Call genotypes from a population given likelihoods

Assuming that input.vcf.gz contains genotype likelihoods in the specified region and is indexed (.csi or .tbi)

./marvin -f input.vcf.gz -O z -o out.vcf.gz -r chr20:1000000-2000000 -b 200000 -ov 100000

out.vcf.gz will contain genotypes imputed under MarViN's LD model between 1Mb and 2Mb on chromosome chr20, in blocks of 200kb, using overlap of 100kb on either side of the window.

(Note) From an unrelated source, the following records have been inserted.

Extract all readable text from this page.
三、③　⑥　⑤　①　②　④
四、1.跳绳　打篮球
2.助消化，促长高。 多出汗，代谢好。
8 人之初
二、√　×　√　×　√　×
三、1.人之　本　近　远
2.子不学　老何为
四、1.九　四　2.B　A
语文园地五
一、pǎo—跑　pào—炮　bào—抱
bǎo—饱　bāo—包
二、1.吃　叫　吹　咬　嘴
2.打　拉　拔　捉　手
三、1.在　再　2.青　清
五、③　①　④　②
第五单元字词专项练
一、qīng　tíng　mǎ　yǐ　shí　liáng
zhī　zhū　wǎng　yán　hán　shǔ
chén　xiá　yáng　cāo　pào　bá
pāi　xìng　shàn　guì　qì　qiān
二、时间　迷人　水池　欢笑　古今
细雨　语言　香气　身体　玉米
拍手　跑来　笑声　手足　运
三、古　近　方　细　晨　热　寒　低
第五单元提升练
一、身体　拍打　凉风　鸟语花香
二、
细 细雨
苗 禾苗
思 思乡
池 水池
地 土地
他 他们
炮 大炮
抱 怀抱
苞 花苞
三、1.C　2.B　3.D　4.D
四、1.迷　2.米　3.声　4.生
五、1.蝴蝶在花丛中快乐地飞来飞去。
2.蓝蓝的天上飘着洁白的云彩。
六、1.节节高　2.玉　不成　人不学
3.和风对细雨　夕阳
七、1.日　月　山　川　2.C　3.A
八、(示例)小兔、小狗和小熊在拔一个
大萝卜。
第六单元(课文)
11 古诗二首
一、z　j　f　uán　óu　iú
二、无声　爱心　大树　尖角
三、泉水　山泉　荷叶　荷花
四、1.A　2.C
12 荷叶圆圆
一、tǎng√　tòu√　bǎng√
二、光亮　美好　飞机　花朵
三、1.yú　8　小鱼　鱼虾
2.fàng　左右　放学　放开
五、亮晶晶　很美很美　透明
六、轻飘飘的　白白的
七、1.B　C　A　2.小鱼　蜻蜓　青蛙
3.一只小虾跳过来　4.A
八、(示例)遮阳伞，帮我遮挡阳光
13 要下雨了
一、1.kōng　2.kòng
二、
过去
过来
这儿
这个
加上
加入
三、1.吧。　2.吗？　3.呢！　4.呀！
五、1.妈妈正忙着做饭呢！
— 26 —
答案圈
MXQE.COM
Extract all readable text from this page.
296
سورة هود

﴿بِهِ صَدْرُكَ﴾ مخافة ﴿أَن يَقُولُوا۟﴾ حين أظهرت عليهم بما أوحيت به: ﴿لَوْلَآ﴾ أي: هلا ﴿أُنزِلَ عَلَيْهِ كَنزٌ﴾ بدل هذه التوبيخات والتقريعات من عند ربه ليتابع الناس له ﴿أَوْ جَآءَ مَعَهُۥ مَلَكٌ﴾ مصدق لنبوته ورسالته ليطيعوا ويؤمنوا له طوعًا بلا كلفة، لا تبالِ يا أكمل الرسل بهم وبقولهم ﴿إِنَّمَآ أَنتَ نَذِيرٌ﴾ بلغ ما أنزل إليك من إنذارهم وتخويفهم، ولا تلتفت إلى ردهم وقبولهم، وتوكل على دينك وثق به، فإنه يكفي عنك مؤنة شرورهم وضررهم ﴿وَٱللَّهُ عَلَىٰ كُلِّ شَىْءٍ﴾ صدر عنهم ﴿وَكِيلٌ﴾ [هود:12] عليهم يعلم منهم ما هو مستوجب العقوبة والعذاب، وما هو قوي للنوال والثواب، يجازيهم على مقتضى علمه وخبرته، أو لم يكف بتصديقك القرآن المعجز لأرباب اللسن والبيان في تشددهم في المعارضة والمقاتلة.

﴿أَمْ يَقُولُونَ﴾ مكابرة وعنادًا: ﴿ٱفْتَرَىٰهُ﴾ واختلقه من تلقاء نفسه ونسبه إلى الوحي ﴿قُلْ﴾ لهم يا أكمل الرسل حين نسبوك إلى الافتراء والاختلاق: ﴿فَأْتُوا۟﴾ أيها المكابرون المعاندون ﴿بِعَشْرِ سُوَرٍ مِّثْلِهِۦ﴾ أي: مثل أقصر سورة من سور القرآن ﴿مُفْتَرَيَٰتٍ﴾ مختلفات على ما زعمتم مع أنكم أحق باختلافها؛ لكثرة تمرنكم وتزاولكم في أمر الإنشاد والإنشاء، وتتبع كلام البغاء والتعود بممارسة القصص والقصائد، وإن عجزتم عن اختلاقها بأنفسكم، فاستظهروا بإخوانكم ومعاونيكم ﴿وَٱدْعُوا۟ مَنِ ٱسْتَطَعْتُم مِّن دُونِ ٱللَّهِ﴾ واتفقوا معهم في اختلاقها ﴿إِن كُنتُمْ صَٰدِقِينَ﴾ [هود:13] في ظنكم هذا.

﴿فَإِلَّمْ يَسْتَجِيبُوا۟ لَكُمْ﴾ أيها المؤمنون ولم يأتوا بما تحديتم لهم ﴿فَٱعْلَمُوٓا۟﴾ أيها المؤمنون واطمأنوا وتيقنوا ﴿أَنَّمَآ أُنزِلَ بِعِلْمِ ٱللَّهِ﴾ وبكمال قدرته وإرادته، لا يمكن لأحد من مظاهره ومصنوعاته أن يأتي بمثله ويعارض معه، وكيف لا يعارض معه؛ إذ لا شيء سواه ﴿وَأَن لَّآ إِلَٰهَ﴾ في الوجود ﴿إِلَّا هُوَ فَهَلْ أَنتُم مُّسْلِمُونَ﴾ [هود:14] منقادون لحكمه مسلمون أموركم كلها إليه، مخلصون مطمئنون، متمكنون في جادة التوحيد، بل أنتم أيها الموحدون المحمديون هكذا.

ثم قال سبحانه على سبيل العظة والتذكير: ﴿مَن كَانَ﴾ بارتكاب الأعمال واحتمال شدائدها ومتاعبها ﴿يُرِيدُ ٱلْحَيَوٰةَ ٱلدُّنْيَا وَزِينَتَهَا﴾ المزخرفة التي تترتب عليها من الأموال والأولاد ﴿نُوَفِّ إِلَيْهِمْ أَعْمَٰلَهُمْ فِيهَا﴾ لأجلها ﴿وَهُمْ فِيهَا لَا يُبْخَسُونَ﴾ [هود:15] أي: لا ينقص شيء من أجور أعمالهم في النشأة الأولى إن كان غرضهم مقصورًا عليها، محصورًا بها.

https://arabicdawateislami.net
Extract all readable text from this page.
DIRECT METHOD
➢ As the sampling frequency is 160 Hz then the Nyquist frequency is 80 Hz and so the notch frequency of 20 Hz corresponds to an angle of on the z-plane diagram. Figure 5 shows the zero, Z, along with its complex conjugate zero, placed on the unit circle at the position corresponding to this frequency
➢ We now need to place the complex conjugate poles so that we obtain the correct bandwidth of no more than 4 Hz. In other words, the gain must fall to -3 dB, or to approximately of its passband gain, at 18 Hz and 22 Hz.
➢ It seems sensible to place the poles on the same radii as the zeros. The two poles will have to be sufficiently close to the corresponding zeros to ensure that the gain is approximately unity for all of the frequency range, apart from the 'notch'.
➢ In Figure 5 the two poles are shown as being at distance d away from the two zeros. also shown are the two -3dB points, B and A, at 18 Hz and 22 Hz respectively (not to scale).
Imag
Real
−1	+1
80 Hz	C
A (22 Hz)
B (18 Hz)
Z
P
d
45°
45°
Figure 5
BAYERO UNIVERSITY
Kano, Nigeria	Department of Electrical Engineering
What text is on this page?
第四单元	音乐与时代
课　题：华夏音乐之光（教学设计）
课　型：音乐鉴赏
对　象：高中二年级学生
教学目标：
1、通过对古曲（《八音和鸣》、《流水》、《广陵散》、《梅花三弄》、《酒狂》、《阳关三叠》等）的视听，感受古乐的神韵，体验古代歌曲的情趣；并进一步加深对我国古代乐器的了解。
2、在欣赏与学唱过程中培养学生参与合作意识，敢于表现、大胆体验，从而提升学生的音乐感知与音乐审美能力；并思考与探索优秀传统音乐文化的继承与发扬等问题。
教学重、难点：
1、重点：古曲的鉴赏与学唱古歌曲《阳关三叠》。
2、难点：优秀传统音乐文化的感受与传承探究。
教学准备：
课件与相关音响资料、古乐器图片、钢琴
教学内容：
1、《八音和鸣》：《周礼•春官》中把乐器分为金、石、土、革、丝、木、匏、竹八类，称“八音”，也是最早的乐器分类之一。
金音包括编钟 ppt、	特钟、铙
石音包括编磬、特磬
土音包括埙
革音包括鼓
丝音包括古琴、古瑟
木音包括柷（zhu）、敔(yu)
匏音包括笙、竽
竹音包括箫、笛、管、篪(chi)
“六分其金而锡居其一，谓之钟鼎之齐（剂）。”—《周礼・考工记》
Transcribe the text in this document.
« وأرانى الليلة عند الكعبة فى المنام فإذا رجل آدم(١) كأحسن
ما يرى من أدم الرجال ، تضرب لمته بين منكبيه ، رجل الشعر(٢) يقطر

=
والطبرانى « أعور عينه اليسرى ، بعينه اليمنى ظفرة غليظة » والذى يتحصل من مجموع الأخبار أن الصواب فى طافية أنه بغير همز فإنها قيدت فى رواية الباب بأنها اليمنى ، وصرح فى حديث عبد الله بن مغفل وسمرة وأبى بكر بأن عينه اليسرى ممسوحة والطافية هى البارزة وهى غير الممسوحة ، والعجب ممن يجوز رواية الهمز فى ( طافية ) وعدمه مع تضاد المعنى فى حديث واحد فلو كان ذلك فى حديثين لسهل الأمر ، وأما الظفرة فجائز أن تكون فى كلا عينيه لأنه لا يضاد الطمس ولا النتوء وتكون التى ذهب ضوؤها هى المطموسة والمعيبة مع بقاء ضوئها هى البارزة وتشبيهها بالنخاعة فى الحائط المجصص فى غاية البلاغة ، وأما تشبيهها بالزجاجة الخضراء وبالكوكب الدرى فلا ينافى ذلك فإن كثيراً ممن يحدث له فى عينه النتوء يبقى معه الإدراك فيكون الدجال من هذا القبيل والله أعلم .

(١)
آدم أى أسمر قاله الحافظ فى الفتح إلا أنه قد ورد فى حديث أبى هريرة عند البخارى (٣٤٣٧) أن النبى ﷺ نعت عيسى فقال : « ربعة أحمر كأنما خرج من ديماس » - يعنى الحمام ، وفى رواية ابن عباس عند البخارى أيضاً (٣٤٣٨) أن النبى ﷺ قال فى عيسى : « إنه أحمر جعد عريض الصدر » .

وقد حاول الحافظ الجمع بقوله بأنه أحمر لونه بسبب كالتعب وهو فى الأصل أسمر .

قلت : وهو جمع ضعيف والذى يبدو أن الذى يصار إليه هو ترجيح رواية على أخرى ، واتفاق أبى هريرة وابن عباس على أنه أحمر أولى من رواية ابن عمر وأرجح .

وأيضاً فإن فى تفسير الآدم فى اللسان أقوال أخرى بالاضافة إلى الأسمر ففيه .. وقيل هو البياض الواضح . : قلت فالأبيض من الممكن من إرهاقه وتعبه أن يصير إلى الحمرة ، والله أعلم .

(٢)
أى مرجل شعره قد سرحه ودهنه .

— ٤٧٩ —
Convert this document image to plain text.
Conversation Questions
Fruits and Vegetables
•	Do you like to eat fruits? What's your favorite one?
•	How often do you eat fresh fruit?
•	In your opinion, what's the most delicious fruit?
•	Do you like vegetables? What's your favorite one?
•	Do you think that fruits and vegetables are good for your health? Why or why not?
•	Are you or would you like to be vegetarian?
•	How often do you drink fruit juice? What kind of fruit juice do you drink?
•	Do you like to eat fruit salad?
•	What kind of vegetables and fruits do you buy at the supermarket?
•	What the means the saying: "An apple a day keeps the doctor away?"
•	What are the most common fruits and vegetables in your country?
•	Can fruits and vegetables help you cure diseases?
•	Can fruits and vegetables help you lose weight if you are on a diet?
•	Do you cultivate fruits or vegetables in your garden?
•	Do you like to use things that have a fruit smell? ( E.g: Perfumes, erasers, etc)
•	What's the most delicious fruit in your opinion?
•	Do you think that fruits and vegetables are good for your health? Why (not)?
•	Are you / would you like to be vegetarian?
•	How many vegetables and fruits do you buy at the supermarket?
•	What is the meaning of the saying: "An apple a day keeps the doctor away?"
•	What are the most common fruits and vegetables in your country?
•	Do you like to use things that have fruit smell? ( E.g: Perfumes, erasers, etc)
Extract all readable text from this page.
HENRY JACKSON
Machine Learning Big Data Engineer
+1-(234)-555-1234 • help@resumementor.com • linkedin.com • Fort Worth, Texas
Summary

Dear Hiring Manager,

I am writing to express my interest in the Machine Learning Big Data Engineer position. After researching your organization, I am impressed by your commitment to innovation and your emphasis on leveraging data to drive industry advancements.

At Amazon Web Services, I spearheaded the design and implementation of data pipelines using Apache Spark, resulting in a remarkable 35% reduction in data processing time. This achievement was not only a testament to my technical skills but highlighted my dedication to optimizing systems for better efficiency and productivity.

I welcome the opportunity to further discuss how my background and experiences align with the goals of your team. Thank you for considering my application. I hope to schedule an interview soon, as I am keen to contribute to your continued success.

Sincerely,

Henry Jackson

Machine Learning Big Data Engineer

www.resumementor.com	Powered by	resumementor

In practice, it is easier to use the marvin.py script to analyse whole chromosomes:

python ~/MarViN/scripts/marvin.py ALL.chr20.phase3_bc_union.20130502.biallelic_svm_snps_indelsAF0.005_svs.gl.reheader.mac1.snps.bcf
                                  \ -nproc 24  -tmp /tmp/ -o marvin.chr20.bcf -r 20:60479-26319535,20:29419740-62965354 
                                  \ -marvin ~/MarViN/marvin -bcftools ~/.local/bin/bcftools

This command will leverage 24 separate marvin processes. The -marvin and -bcftools arguments tell the script the locations of the respective binaries. The -tmp tells the script where to store temprorary files (should use local scratch). The output (-o) will be output for the regions specified in -r. In the above example I specify two separate regions to analyse the arms of chromosome 20 separately (ensuring a window will not span the centromere).

Improve calls in sample given a reference panel

Preprocessing the panel, which must be done once to precalculate the necessary matrix inverses.

./marvin_prep -f panel.vcf.gz -O z -o sites.20.vcf.gz -r 20 -b 100000 -ov 5000

If panel.vcf.gz contains reference panel data (multisample vcf/bcf of hard genotypes, with no missing sites) for chromosome 20 then the code above computes correlation matrices in blocks of 100kb using overlap of 5kb between neighbouring blocks. After indexing sites.20.vcf.gz, to impute any new sample run

./marvin -f input.vcf.gz -O z -o out.vcf.gz -site sites.20.vcf.gz -r 20 -b 100000 -ov 50000

out.vcf.gz has the GT field added or overwritten with the imputed genotypes using correlation information from sites.20.vcf.gz.